Step 3: Configure SSO in Salesforce Portal
NOTE: Log in to Salesforce directly. Do not log in through the proxy to perform the following activities.
- Log in to the Salesforce admin portal.
- Go to Setup > Security Controls > Single Sign-On Settings.
- Replace the existing IdP certificate (Azure AD Certificate) with Skyhigh CASB Proxy Certificate downloaded earlier to configure SAML Proxy.
- To redirect SP through the functional SSO or to log in through the Vanity Domain /My Domain, you need to modify the original Identity Provider Login URL with the new URL.
- To construct the Identity Provider Login URL, append the encoded URL https://vcrm.shnlab.shnpoc.net/?shnsaml-request= with the original URL as shown:
Step 4: Validate the Azure AD SSO with Salesforce via Proxy
IdP Initiated Login
- Log In to https://myapps.microsoft.com/ using the SSO user account. The user account should exist on both Salesforce and Azure AD.
- Make sure the traffic is passing to Salesforce via proxy.
SP Initiated Login
You can validate and use the SP initiated login only if you configure My Domain for Salesforce.

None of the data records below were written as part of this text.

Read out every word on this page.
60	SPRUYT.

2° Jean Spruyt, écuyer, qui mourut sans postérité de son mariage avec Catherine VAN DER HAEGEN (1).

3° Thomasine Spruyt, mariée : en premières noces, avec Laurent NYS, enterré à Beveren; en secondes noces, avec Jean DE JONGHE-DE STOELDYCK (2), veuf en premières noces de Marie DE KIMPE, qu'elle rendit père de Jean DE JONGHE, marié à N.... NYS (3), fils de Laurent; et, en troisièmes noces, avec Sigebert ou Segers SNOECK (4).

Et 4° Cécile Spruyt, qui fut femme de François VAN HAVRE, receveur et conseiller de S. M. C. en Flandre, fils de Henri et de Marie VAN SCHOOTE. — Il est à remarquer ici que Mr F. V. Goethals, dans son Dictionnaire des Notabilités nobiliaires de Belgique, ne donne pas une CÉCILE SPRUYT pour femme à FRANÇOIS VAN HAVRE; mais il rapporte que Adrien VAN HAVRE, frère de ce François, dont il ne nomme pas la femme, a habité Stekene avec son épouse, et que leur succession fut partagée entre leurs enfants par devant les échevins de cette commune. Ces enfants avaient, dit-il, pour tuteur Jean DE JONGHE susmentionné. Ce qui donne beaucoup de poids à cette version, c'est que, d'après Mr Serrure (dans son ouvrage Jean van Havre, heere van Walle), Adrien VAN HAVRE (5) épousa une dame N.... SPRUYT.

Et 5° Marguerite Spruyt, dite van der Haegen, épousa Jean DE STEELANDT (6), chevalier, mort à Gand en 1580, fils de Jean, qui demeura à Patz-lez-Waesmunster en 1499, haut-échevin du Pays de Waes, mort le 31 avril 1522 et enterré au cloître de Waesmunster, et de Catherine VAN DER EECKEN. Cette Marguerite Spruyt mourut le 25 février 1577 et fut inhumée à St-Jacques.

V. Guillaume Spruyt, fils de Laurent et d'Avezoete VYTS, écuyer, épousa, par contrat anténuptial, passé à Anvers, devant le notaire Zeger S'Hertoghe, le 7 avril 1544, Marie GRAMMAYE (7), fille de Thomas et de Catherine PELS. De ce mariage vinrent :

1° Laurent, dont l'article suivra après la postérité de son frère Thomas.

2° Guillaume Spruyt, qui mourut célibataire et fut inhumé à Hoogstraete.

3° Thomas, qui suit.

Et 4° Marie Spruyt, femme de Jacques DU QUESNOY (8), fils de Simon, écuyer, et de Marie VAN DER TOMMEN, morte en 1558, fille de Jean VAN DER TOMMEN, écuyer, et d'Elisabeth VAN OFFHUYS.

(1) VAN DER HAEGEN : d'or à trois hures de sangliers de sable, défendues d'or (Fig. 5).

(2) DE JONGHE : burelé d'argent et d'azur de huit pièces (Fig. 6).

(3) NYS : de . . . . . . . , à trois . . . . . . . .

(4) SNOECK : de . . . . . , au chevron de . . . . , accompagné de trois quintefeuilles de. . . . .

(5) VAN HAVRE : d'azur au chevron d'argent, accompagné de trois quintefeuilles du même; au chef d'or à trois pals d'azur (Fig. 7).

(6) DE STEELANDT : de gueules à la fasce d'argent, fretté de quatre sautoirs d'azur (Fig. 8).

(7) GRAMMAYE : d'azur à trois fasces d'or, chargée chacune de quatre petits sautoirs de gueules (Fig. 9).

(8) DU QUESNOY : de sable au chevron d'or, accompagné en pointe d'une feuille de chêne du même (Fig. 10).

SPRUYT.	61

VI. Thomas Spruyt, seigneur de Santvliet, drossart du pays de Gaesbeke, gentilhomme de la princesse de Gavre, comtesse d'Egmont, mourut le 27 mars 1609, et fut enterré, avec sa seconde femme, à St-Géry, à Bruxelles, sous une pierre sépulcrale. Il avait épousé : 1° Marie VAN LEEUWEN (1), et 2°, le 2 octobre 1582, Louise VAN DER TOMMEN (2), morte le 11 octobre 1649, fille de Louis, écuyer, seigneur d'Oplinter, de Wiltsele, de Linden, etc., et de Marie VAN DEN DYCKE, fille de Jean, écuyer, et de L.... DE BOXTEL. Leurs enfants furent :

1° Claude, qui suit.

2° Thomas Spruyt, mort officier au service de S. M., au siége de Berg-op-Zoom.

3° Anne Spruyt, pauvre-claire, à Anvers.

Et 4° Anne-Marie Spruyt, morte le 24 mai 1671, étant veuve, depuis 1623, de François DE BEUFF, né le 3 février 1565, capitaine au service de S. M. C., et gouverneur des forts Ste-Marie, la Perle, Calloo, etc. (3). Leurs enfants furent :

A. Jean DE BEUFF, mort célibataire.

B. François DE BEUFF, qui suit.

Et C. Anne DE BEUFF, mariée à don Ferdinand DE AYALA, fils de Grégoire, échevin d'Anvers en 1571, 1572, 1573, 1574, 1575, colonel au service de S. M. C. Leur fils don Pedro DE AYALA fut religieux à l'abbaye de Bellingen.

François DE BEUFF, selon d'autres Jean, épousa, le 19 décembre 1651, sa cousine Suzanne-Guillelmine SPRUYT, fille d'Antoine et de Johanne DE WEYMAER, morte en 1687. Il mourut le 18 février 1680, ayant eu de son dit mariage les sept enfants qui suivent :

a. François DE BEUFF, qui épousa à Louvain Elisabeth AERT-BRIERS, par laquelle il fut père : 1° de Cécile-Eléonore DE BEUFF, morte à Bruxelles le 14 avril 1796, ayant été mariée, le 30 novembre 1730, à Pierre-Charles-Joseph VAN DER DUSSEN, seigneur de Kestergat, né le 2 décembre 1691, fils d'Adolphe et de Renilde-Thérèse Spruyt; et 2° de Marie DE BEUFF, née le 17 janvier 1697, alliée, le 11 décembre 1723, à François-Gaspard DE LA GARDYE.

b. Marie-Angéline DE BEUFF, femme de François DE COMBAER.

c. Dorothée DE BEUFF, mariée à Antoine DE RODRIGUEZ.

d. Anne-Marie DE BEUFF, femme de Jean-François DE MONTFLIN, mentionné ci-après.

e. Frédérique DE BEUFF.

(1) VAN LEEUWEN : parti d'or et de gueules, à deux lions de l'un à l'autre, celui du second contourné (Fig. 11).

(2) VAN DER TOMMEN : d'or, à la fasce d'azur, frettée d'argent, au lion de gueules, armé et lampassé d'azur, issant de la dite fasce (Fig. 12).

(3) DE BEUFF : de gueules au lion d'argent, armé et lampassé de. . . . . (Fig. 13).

To enable My Domain/ Vanity Domain, configure SSO for Salesforce as described in Step 3.
- Go to your Salesforce custom URL. For example, https://rks-corp29-dev-ed.my.salesforce.com/.
- You are redirected to the custom login page as configured in the My Domain Authentication Settings.
- Click the Single Sign-On configuration name given in the Salesforce portal. For example, Okta1. This initiates the request from Salesforce to the Azure AD (IdP).
- Log In to the Azure AD to initiate the SAML request to the proxy. Once the proxy sends the SAML response to Azure AD, you are logged into Salesforce Homepage.